Chanda protects Iris and Soly from the recurring nightmares that they constantly experience after their horrifying kidnapping. As Former Burundi Commander said, “Sensible commanders always grab whatever weapons are easiest at hand, and no weapon is easier to get or control than children.” The nasty and ruthless murderer, Mandiki does exactly that. He inflicts dread upon his child slave soldiers so that his demands will be fulfilled. “Don’t think you can escape… don’t think you can run home to your mama and papa. You have no home. I am your home. If you ever try to leave my protection, you will be caught. And do you know what will happen then? You’ll be held to the ground and chopped into bits. Your families, too” (197).  After considering themselves murderers because they acted as accomplices, against their will, for cruel Mandiki, Iris and Soly explode, but Chanda-who is still a child herself- shields them from the sword of menace, ruthlessness, and abhorrence, with which Mandiki has stabbed them.

It takes a lot of emotional maturity for a teenage girl – growing up without a proper guardian – to understand and accept the fact that her two little precious siblings hate their lives. Chanda fetches them “paper, [coloured] chalk, and pencils” so they can draw their feelings and horrifying flashbacks since they refuse to talk about anything (354). She protects them and scolds them for running away from her. She tries to dig through their mountain of fear and tried to understand what her babies are going through (347-362).

 

Finally, Chanda sets aside her own feelings about her Mama’s family for the sake of her two younger siblings. “At fifteen, Granny and Grampa engaged [Mama] to… a boy from the neighbouring cattle post; but Mama was scared of him…” so when she met Chanda’s Papa, she ran off with him instead (37). Her relatives were outraged by her disappearance and claimed that “she was cursed for [dishonouring] the ancestors” and blamed her for everything that went wrong (37). When Chanda’s Mama got sick with AIDS and went back to her relatives, they treated her as an outcast and “left her at the abandoned ruin on their cattle post… alone in the bush, thin as a reed, huddled under a stained sheet buzzing with flies” (38). They had hoped Chanda’s Mama would die and take the evil curse along with her (130). Chanda really has to stretch her emotional accordion by putting her siblings first so they can be blessed by her Granny and Grampa, whom she dislikes, before they pass. It takes her a lot of reflection and forgiveness before she realises that she would feel terribly “guilty, knowing [her] pride [had] kept Soly and Iris from getting something special” (62).

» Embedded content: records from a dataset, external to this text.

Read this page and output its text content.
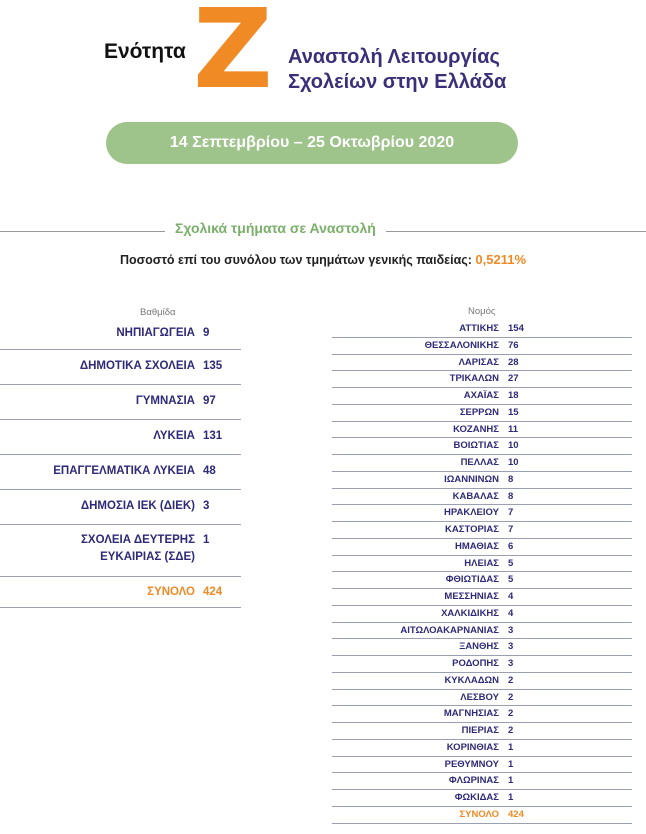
Ενότητα Z Αναστολή Λειτουργίας
Σχολείων στην Ελλάδα
14 Σεπτεμβρίου – 25 Οκτωβρίου 2020
Σχολικά τμήματα σε Αναστολή
Ποσοστό επί του συνόλου των τμημάτων γενικής παιδείας: 0,5211%
Βαθμίδα	Νομός
ΝΗΠΙΑΓΩΓΕΙΑ 9
ΔΗΜΟΤΙΚΑ ΣΧΟΛΕΙΑ 135
ΓΥΜΝΑΣΙΑ 97
ΛΥΚΕΙΑ 131
ΕΠΑΓΓΕΛΜΑΤΙΚΑ ΛΥΚΕΙΑ 48
ΔΗΜΟΣΙΑ ΙΕΚ (ΔΙΕΚ) 3
ΣΧΟΛΕΙΑ ΔΕΥΤΕΡΗΣ
ΕΥΚΑΙΡΙΑΣ (ΣΔΕ)
1
ΣΥΝΟΛΟ 424
ΑΤΤΙΚΗΣ 154
ΘΕΣΣΑΛΟΝΙΚΗΣ 76
ΛΑΡΙΣΑΣ 28
ΤΡΙΚΑΛΩΝ 27
ΑΧΑΪΑΣ 18
ΣΕΡΡΩΝ 15
ΚΟΖΑΝΗΣ 11
ΒΟΙΩΤΙΑΣ 10
ΠΕΛΛΑΣ 10
ΙΩΑΝΝΙΝΩΝ 8
ΚΑΒΑΛΑΣ 8
ΗΡΑΚΛΕΙΟΥ 7
ΚΑΣΤΟΡΙΑΣ 7
ΗΜΑΘΙΑΣ 6
ΗΛΕΙΑΣ 5
ΦΘΙΩΤΙΔΑΣ 5
ΜΕΣΣΗΝΙΑΣ 4
ΧΑΛΚΙΔΙΚΗΣ 4
ΑΙΤΩΛΟΑΚΑΡΝΑΝΙΑΣ 3
ΞΑΝΘΗΣ 3
ΡΟΔΟΠΗΣ 3
ΚΥΚΛΑΔΩΝ 2
ΛΕΣΒΟΥ 2
ΜΑΓΝΗΣΙΑΣ 2
ΠΙΕΡΙΑΣ 2
ΚΟΡΙΝΘΙΑΣ 1
ΡΕΘΥΜΝΟΥ 1
ΦΛΩΡΙΝΑΣ 1
ΦΩΚΙΔΑΣ 1
ΣΥΝΟΛΟ 424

Everyone around Chanda is very superstitious. So when she keeps having the same horror full, spine-shivering dream, everyone claims she is in trouble (39). They say, “‘Something’s wrong. You need help… What’s more important, your pride or Soly and Iris? Nightmares have a reason, Chanda” (7, 8). The thought of Soly or Iris being in danger kicks Chanda’s protective streak into gear. For the sake of their well-being, she concludes that she will not let any harm happen to her siblings, so she will forgive her Mama’s family and go to Tiro despite her reservations. She learns to forgive her Mama’s family because she knows that her Mama had loved them. She even develops attachments with some of her relatives there, even her Auntie Lizbet who once said of Chanda, “She’s an ingrate…Selfish as her mama!” (87, 154). But when she sees her making an effort with Iris, she decides that it is only right to forgive and forget. (102, 103). Chanda is a young girl, who maturely decides to fix family feuds for her own sake and for the sake of her two little siblings.

Some children do not have the luxury of love and affection from a parent or guardian. Hence, they have to learn to protect themselves and others for whom they are responsible. This basically sums up the life of Chanda Kabelo in Chanda’s Wars. She provides for her six-year-old sister Iris and five-year-old brother Soly and herself, both emotionally and physically. She protects them all. And through it all, she tries to find family members who can help build a support system to comfort them throughout their series of unfortunate events.